Film d’esordio nel 2002 per Lucky McKee (regista di altre perle rare come ad esempio The Woman), che arriva al cinema con un film dal titolo “May”. Del quale il regista firmerà anche soggetto e sceneggiatura.

May (interpretata da una sbalorditiva Angela Bettis) non ha avuto un’infanzia facile. Affetta da strabismo dalla nascita, fa fatica ad avere degli amici. Il padre e la madre invece di aiutarla a superare le difficoltà decidono di nascondere il suo “difetto” dietro una benda. E decidono di regalarle per compleanno una bambola. Così, ha detta loro, potrà avere una migliore amica. Cresciuta con genitori benpensanti e negligenti, May non riuscirà ad avere nessun contatto umano. Comincerà da grande a lavorare come assistente da un veterinario e vivrà da sola con la sua “amica bambola” ed un gatto.
May però ha voglia di esplorare il mondo e conoscere persone. Si innamora di un ragazzo incontrato per caso di nome Adam (un bravissimo Jeremy Sisto), mentre a lavoro subirà le molestie della sua collega (una straordinaria Anna Faris). Ma, come si sarà capito, per May non è facile avere rapporti umani e farà fatica a conservarli e a gestire le emozioni.

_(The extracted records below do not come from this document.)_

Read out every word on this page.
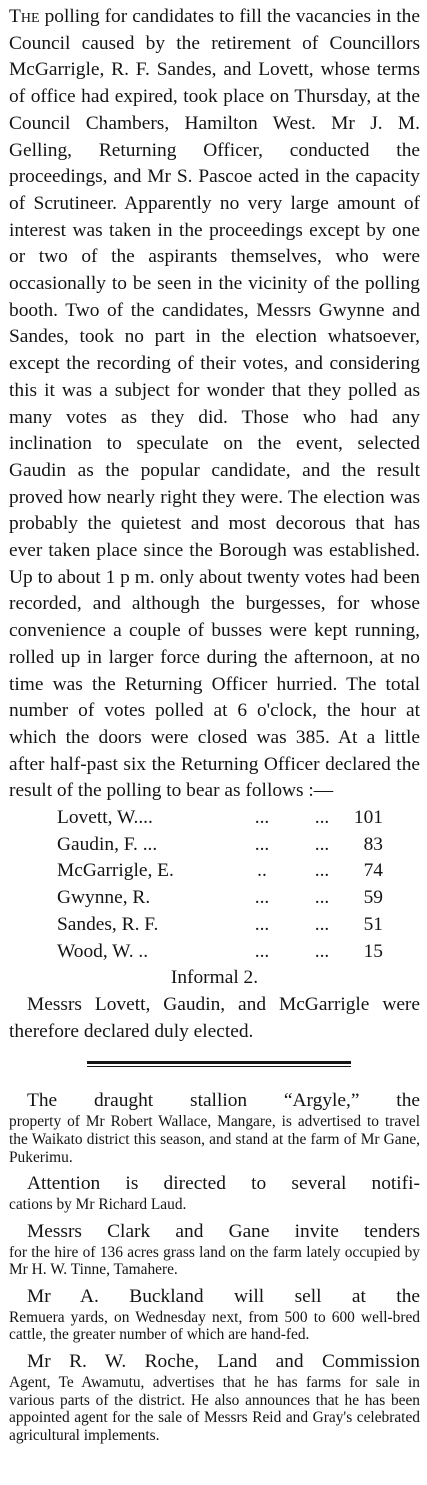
The polling for candidates to fill the vacancies in the Council caused by the retirement of Councillors McGarrigle, R. F. Sandes, and Lovett, whose terms of office had expired, took place on Thursday, at the Council Chambers, Hamilton West. Mr J. M. Gelling, Returning Officer, conducted the proceedings, and Mr S. Pascoe acted in the capacity of Scrutineer. Apparently no very large amount of interest was taken in the proceedings except by one or two of the aspirants themselves, who were occasionally to be seen in the vicinity of the polling booth. Two of the candidates, Messrs Gwynne and Sandes, took no part in the election whatsoever, except the recording of their votes, and considering this it was a subject for wonder that they polled as many votes as they did. Those who had any inclination to speculate on the event, selected Gaudin as the popular candidate, and the result proved how nearly right they were. The election was probably the quietest and most decorous that has ever taken place since the Borough was established. Up to about 1 p m. only about twenty votes had been recorded, and although the burgesses, for whose convenience a couple of busses were kept running, rolled up in larger force during the afternoon, at no time was the Returning Officer hurried. The total number of votes polled at 6 o'clock, the hour at which the doors were closed was 385. At a little after half-past six the Returning Officer declared the result of the polling to bear as follows :—

Lovett, W....	...	...	101
Gaudin, F. ...	...	...	83
McGarrigle, E.	..	...	74
Gwynne, R.	...	...	59
Sandes, R. F.	...	...	51
Wood, W. ..	...	...	15

Informal 2.

Messrs Lovett, Gaudin, and McGarrigle were therefore declared duly elected.

The draught stallion “Argyle,” the
property of Mr Robert Wallace, Mangare, is advertised to travel the Waikato district this season, and stand at the farm of Mr Gane, Pukerimu.

Attention is directed to several notifi-
cations by Mr Richard Laud.

Messrs Clark and Gane invite tenders
for the hire of 136 acres grass land on the farm lately occupied by Mr H. W. Tinne, Tamahere.

Mr A. Buckland will sell at the
Remuera yards, on Wednesday next, from 500 to 600 well-bred cattle, the greater number of which are hand-fed.

Mr R. W. Roche, Land and Commission
Agent, Te Awamutu, advertises that he has farms for sale in various parts of the district. He also announces that he has been appointed agent for the sale of Messrs Reid and Gray's celebrated agricultural implements.
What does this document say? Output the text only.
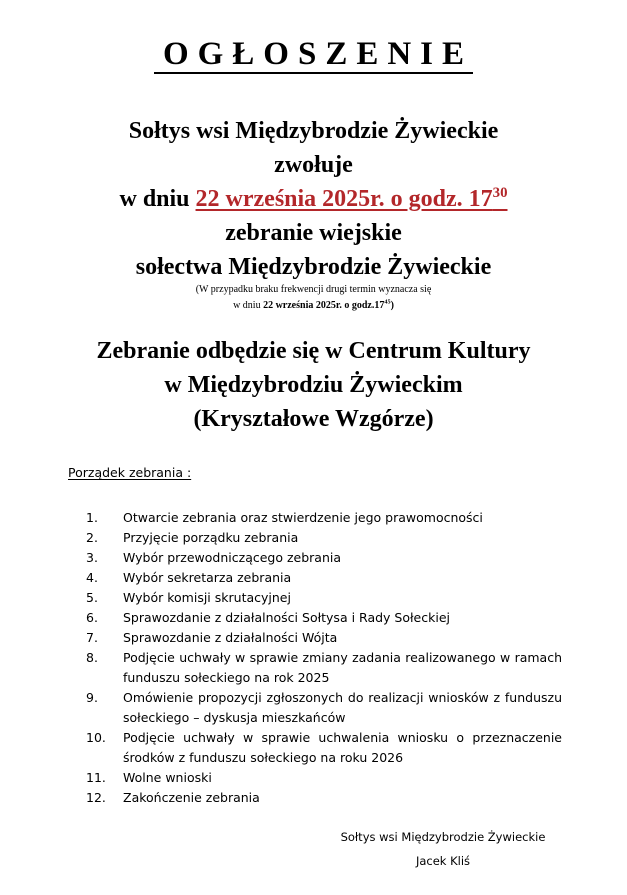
OGŁOSZENIE
Sołtys wsi Międzybrodzie Żywieckie
zwołuje
w dniu 22 września 2025r. o godz. $17^{30}$
zebranie wiejskie
sołectwa Międzybrodzie Żywieckie
(W przypadku braku frekwencji drugi termin wyznacza się
w dniu 22 września 2025r. o $godz.17^{45}$)
Zebranie odbędzie się w Centrum Kultury
w Międzybrodziu Żywieckim
(Kryształowe Wzgórze)
Porządek zebrania :
1.	Otwarcie zebrania oraz stwierdzenie jego prawomocności
2.	Przyjęcie porządku zebrania
3.	Wybór przewodniczącego zebrania
4.	Wybór sekretarza zebrania
5.	Wybór komisji skrutacyjnej
6.	Sprawozdanie z działalności Sołtysa i Rady Sołeckiej
7.	Sprawozdanie z działalności Wójta
8.	Podjęcie uchwały w sprawie zmiany zadania realizowanego w ramach funduszu sołeckiego na rok 2025
9.	Omówienie propozycji zgłoszonych do realizacji wniosków z funduszu sołeckiego – dyskusja mieszkańców
10.	Podjęcie uchwały w sprawie uchwalenia wniosku o przeznaczenie środków z funduszu sołeckiego na roku 2026
11.	Wolne wnioski
12.	Zakończenie zebrania
Sołtys wsi Międzybrodzie Żywieckie
Jacek Kliś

Questo è uno degli horror più belli degli anni duemila. Lucky McKee dirige alla grande, tratteggiando il lato umano di ogni personaggio come pochi altri registi. Parte con un film che per la prima parte sembra quasi un film romantico di una dolcezza unica e sfocia lentamente nell’horror. Ci parla di solitudine, di emarginazione, di mancata educazione genitoriale. Ci mostra tutto il dramma del non sentirsi a pieno all’interno di una società, che se ti rifiuta ti fa in qualche modo impazzire. Fino a tentare strade assurde per trovare una soluzione adeguata.

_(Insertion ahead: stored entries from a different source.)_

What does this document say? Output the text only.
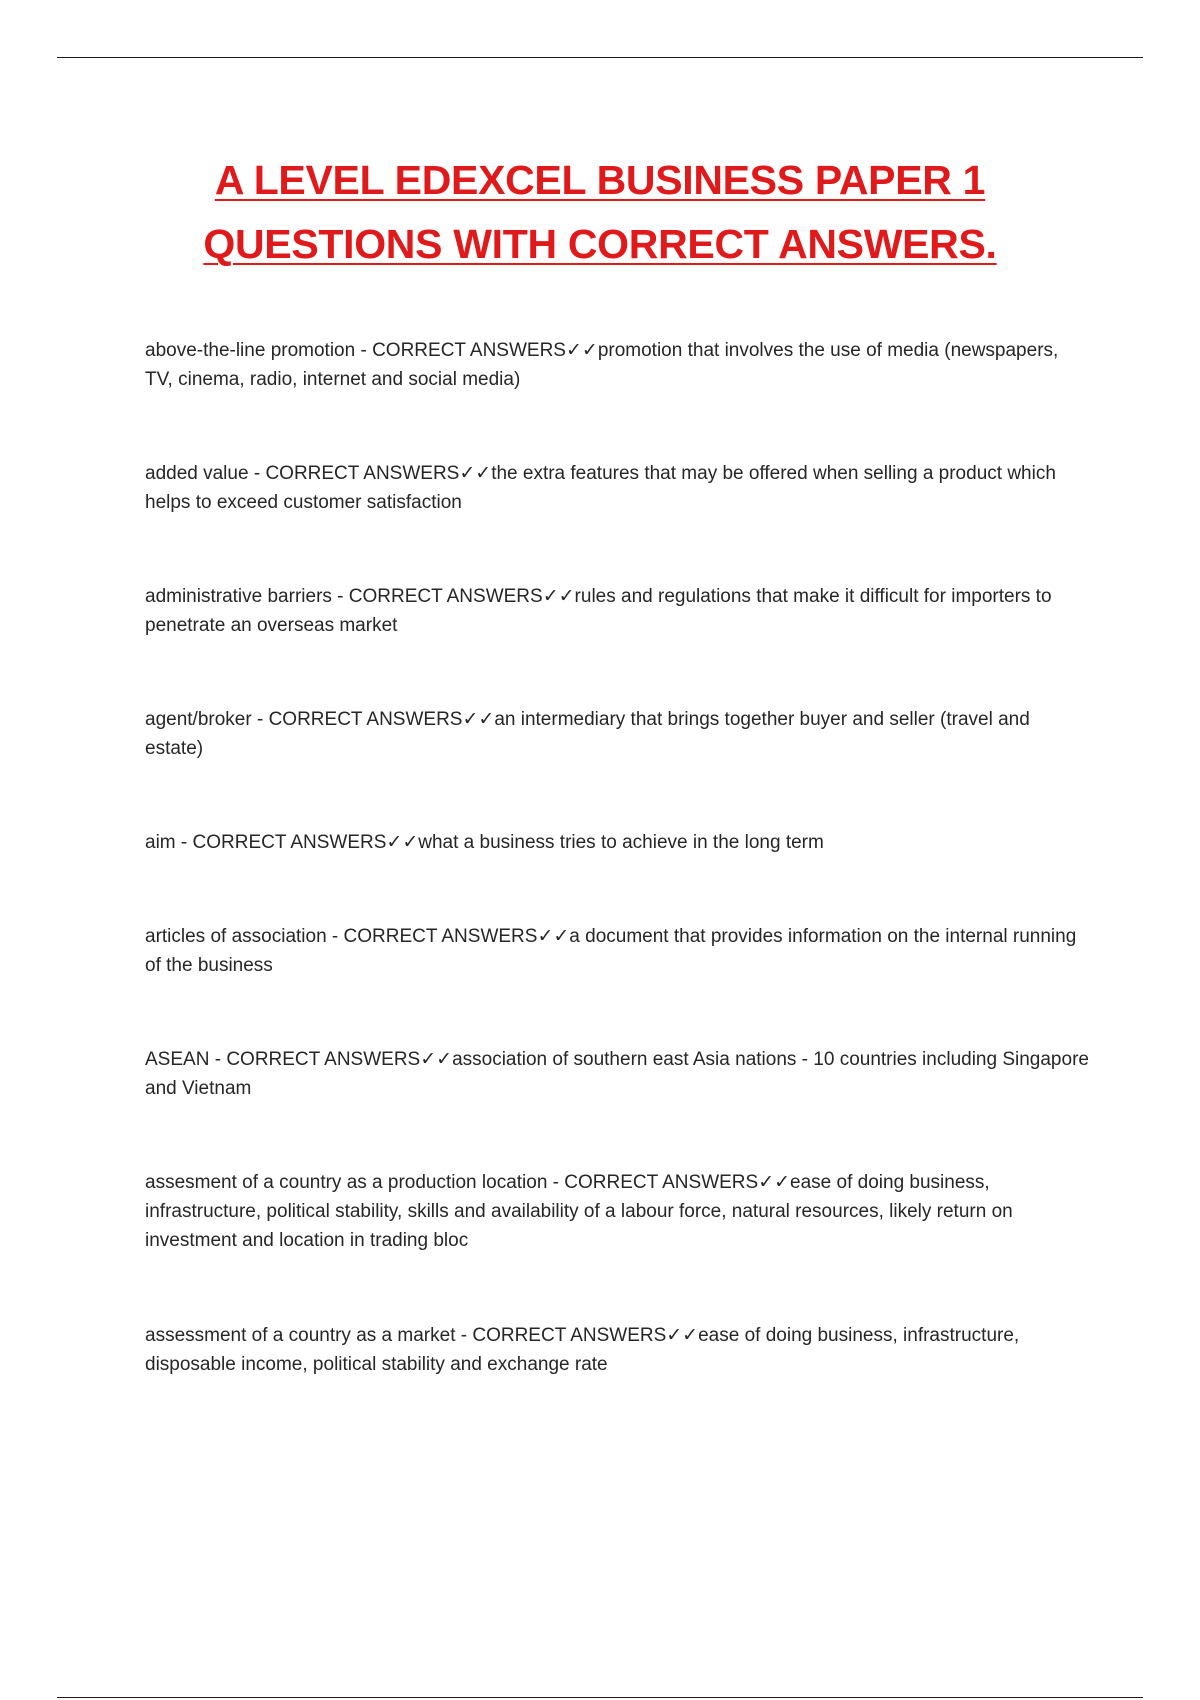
A LEVEL EDEXCEL BUSINESS PAPER 1
QUESTIONS WITH CORRECT ANSWERS.

above-the-line promotion - CORRECT ANSWERS✓✓promotion that involves the use of media (newspapers, TV, cinema, radio, internet and social media)

added value - CORRECT ANSWERS✓✓the extra features that may be offered when selling a product which helps to exceed customer satisfaction

administrative barriers - CORRECT ANSWERS✓✓rules and regulations that make it difficult for importers to penetrate an overseas market

agent/broker - CORRECT ANSWERS✓✓an intermediary that brings together buyer and seller (travel and estate)

aim - CORRECT ANSWERS✓✓what a business tries to achieve in the long term

articles of association - CORRECT ANSWERS✓✓a document that provides information on the internal running of the business

ASEAN - CORRECT ANSWERS✓✓association of southern east Asia nations - 10 countries including Singapore and Vietnam

assesment of a country as a production location - CORRECT ANSWERS✓✓ease of doing business, infrastructure, political stability, skills and availability of a labour force, natural resources, likely return on investment and location in trading bloc

assessment of a country as a market - CORRECT ANSWERS✓✓ease of doing business, infrastructure, disposable income, political stability and exchange rate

La superficialità fa da padrone in questo mondo e anche May, fissata con le parti del corpo delle persone che incontra, pensa che da un piccolo dettaglio si possa trovare un intero. Come se due belle mani o un bel collo possano bastare a far di quella persona qualcosa di buono o indispensabile.
Alla ricerca di qualcosa di perfetto, che non c’è. Perchè non può esistere. May cercherà la soluzione, che non sarà tale. Perchè quella soluzione anche se sarà perfetta (per lei), sarò però priva di anima. Anche perchè sono proprio i nostri difetti a fare di noi quello che siamo. Come un occhio strabico. Che è un tratto distintivo e non un difetto. Ma a May questo, nessuno l’ha insegnato.

E sola e priva di un’insegnamento giusto prenderà la strada sbagliata. Ma la colpa non è solo sua. Lei è vittima e carnefice del suo mondo. E la colpa è di tutti. Di un mondo che non ha saputo costruire in nessun modo né il rifiuto né la delusione né l’accettazione del diverso.